В Скандинавии ты жил в лагерях беженцев. Написал два исторических романа о русских эмигрантах. В интернет-статьях о тебе постоянно упоминается о том, что долгое время у тебя был серый паспорт, а в 2018 году ты стал гражданином Эстонии. У тебя есть сочинения, где главными героями являются местные русскоязычные люди. (Самое известное ‒ это «Горсть праха», действие романа происходит во время кризиса вокруг «Бронзового солдата».) Эти факты хотят указать: проблема идентичности для тебя является важной. Но при чтении я менее всего думаю о твоих героях через призму идентичности. Что из важного для тебя не важно?

Ну, во-первых, «Горсть праха» – мой самый неудачный роман, я считаю. И писал я, конечно, не об этом. Я хотел написать фантасмагорию, но не справился с биографией. Тут важно учесть то, что я дорабатывал «Ханумана» и записывал «Бизар», написал «Золу» и другие рассказы. А это всё псевдобиографические произведения. «Горсть праха» вышла из художественного дневника. Пока то да сё, мне расхотел писать фантасмагорию. Тут-то биография просочилась сквозь меня и захватила роман, всё то, о чём я не хотел писать, выплеснулось на бумагу.

О чём-то похожем говорит Пол Боулз в предисловии к «Дому паука»: как только он начал писать роман, начались события, которые он не мог игнорировать. У нас всё было не столь бурно, как в Марокко в 1950-е, и всё же внутренний накал в людях достиг такого предела, что это невозможно было игнорировать.

Идентичность меня никогда не интересовала. Для меня гораздо важней вопрос, как примирить в себе поклонника Набокова и тех писателей, которых Набоков на дух не переносил. Внутри меня большой писательский серпентарий. Как с этим быть? Как справляться с чувством, что время уходит впустую? Я могу только заглушить это чувство, но я помню – оно уходит впустую, потому что всё бесполезно и ничто не меняется.

Я терпеть не могу бездельничать. Меня восхищает непредсказуемое в письме. Когда на бумаге происходит что-то, чего от себя не ждёшь. Я ради этих поворотов и пишу. Собственно, другие задачи – второстепенные, они создают ткань и грунтовку для деталей картины.

Я очень люблю Питера Брейгеля Старшего, его многосюжетные полотна, я тоже стараюсь писать похожие многосюжетные романы, в которых люди, одержимые страстями, суетятся. Произведение, в котором много персонажей, позволяет различные стилистические решения. Мне скучно писать монотонно, поэтому прибегаю к миметическому письму, когда само письмо подражает предмету описания. Повествование перетекает из главы в главу, вливаясь в сознание героев. Меняется динамика, меняется лексика. Я вижу мир чужими глазами. Меня занимают конкретные проблемы моих героев, их болячки и переживания делают их живыми, а это самое главное, более важной задачи я не вижу.

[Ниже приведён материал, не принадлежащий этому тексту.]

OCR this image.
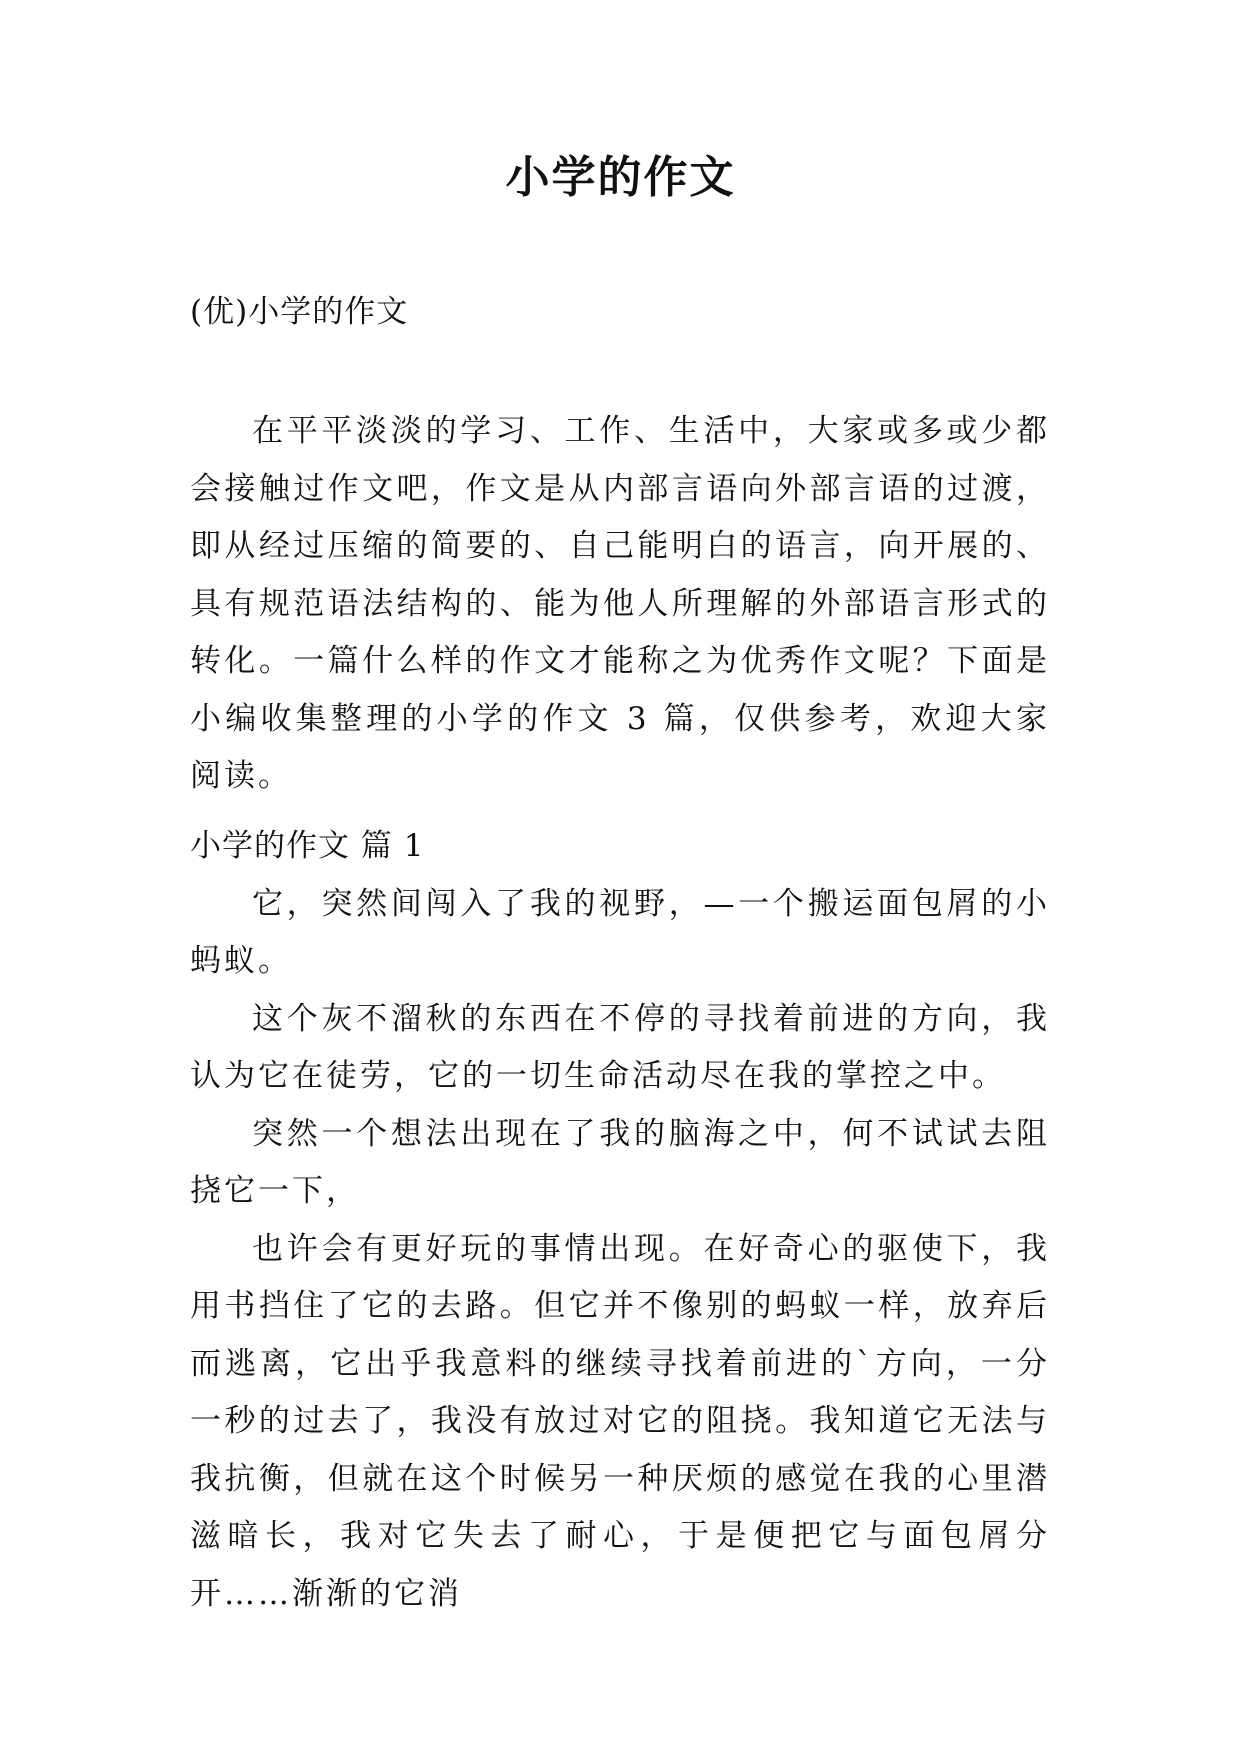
小学的作文
(优)小学的作文

在平平淡淡的学习、工作、生活中，大家或多或少都会接触过作文吧，作文是从内部言语向外部言语的过渡，即从经过压缩的简要的、自己能明白的语言，向开展的、具有规范语法结构的、能为他人所理解的外部语言形式的转化。一篇什么样的作文才能称之为优秀作文呢？下面是小编收集整理的小学的作文 3 篇，仅供参考，欢迎大家阅读。

小学的作文 篇 1

它，突然间闯入了我的视野，—一个搬运面包屑的小蚂蚁。

这个灰不溜秋的东西在不停的寻找着前进的方向，我认为它在徒劳，它的一切生命活动尽在我的掌控之中。

突然一个想法出现在了我的脑海之中，何不试试去阻挠它一下，

也许会有更好玩的事情出现。在好奇心的驱使下，我用书挡住了它的去路。但它并不像别的蚂蚁一样，放弃后而逃离，它出乎我意料的继续寻找着前进的`方向，一分一秒的过去了，我没有放过对它的阻挠。我知道它无法与我抗衡，但就在这个时候另一种厌烦的感觉在我的心里潜滋暗长，我对它失去了耐心，于是便把它与面包屑分开……渐渐的它消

Осенью 2023 года Ирина Пярт открыла в Таллинне литературную мастерскую и пригласила тебя вести занятия. Почему ты согласился? Ты уже понимаешь, чему научиться в литературной мастерской невозможно?

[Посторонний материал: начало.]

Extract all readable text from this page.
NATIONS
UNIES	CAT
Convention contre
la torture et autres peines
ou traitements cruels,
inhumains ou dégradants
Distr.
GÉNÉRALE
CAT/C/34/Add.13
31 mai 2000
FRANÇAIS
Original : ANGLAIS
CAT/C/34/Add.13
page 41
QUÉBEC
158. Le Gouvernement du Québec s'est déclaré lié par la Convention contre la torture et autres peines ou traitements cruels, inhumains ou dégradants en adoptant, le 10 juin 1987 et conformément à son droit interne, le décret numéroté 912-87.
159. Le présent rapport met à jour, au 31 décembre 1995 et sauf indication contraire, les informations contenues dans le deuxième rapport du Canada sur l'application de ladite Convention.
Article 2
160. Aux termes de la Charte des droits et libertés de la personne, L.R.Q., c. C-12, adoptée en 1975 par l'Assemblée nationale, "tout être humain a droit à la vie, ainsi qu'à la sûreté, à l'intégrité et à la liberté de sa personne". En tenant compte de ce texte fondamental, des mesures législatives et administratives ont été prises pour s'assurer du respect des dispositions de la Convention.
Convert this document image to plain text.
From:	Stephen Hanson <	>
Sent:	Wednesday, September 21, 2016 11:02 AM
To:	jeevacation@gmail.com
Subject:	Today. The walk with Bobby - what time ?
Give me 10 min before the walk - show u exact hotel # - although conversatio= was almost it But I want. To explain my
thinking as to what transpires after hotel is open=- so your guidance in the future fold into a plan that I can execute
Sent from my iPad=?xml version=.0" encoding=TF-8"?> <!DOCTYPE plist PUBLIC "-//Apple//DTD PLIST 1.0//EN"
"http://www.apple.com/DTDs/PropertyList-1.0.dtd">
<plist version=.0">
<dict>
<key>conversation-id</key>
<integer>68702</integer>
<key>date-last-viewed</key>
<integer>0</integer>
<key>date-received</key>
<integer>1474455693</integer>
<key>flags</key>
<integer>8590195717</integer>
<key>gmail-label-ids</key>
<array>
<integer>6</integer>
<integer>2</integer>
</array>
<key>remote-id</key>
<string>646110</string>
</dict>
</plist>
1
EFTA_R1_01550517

Так я и не учу ничему. Мы всего лишь общаемся, читаем, обсуждаем, что-то пишем. Я делюсь своим опытом. Мне задают вопросы, я на них отвечаю. Участники мастерской сами решают, что им подходит, а что нет. Я никому ничего не навязываю. В моем понимании литературная мастерская – место, где ты оттачиваешь навыки, задаёшься вопросами, пытаешься на них ответить, ищешь решения. Одному бывает очень трудно. Мы обсуждаем писателей, разбираем вместе рассказы – например, Сэлинджера. Это же так интересно! А потом у кого-то появляется идея, затем – рассказ… публикация… Чудесно!

Андрей, мы говорим во второй половине апреля. Выпал снег. Ожидали одного, а произошло другое. Что бы ни было, мы знаем: всё непременно зацветёт. Из точки весенней надежды задам последний вопрос: что остаётся от времени?

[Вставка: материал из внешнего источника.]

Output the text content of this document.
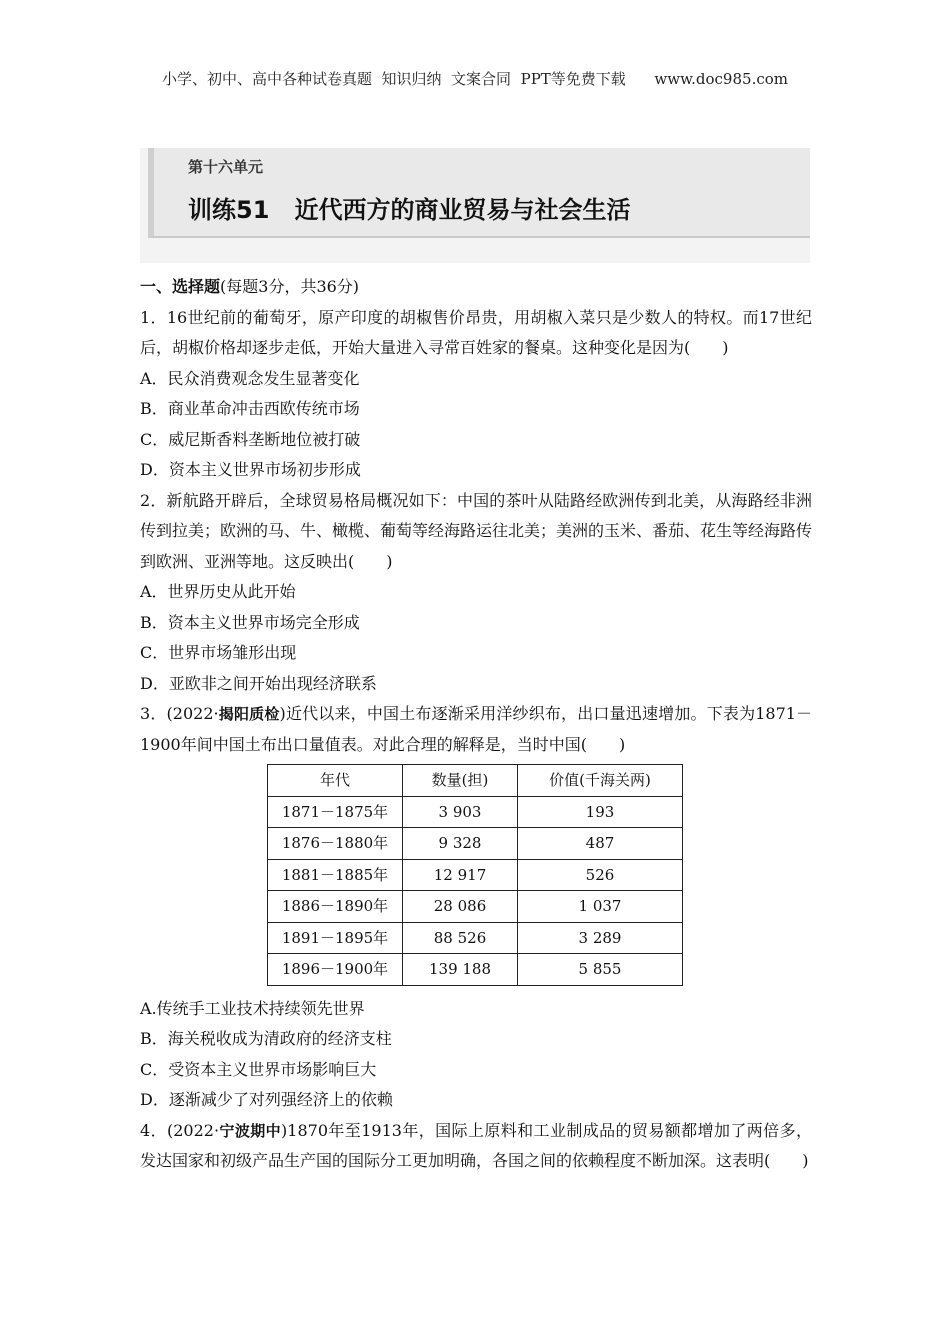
小学、初中、高中各种试卷真题  知识归纳  文案合同  PPT等免费下载      www.doc985.com
第十六单元
训练51   近代西方的商业贸易与社会生活

一、选择题(每题3分，共36分)

1．16世纪前的葡萄牙，原产印度的胡椒售价昂贵，用胡椒入菜只是少数人的特权。而17世纪后，胡椒价格却逐步走低，开始大量进入寻常百姓家的餐桌。这种变化是因为(　　)

A．民众消费观念发生显著变化

B．商业革命冲击西欧传统市场

C．威尼斯香料垄断地位被打破

D．资本主义世界市场初步形成

2．新航路开辟后，全球贸易格局概况如下：中国的茶叶从陆路经欧洲传到北美，从海路经非洲传到拉美；欧洲的马、牛、橄榄、葡萄等经海路运往北美；美洲的玉米、番茄、花生等经海路传到欧洲、亚洲等地。这反映出(　　)

A．世界历史从此开始

B．资本主义世界市场完全形成

C．世界市场雏形出现

D．亚欧非之间开始出现经济联系

3．(2022·揭阳质检)近代以来，中国土布逐渐采用洋纱织布，出口量迅速增加。下表为1871－1900年间中国土布出口量值表。对此合理的解释是，当时中国(　　)

年代	数量(担)	价值(千海关两)
1871－1875年	3 903	193
1876－1880年	9 328	487
1881－1885年	12 917	526
1886－1890年	28 086	1 037
1891－1895年	88 526	3 289
1896－1900年	139 188	5 855

A.传统手工业技术持续领先世界

B．海关税收成为清政府的经济支柱

C．受资本主义世界市场影响巨大

D．逐渐减少了对列强经济上的依赖

4．(2022·宁波期中)1870年至1913年，国际上原料和工业制成品的贸易额都增加了两倍多，发达国家和初级产品生产国的国际分工更加明确，各国之间的依赖程度不断加深。这表明(　　)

Я несколько иначе смотрю на время. Оно никуда не уходит. Время – это что-то вроде поля гравитации. Его можно сравнить с потоком нейтрино. То есть это поток мельчайших частиц. Только вообразите, что это особый поток, который заставляет материю разваливаться. Сами частицы никуда не уходят. Они летят из бесконечности в бесконечность. Этот поток ничто не остановит. Он никогда не заканчивается. Именно этот поток нам даёт иллюзию изменений жизни, изнашивая плоть. В целом ничто не меняется. Даже когда исчезает цивилизация или вид – поток продолжает нестись сквозь Вселенную. Может быть, это и есть дух. Мы носим в себе беснующиеся частицы, которые рвутся из нас наружу. Прорвав материю, они сливаются с потоком подобных частиц и летят в бесконечность.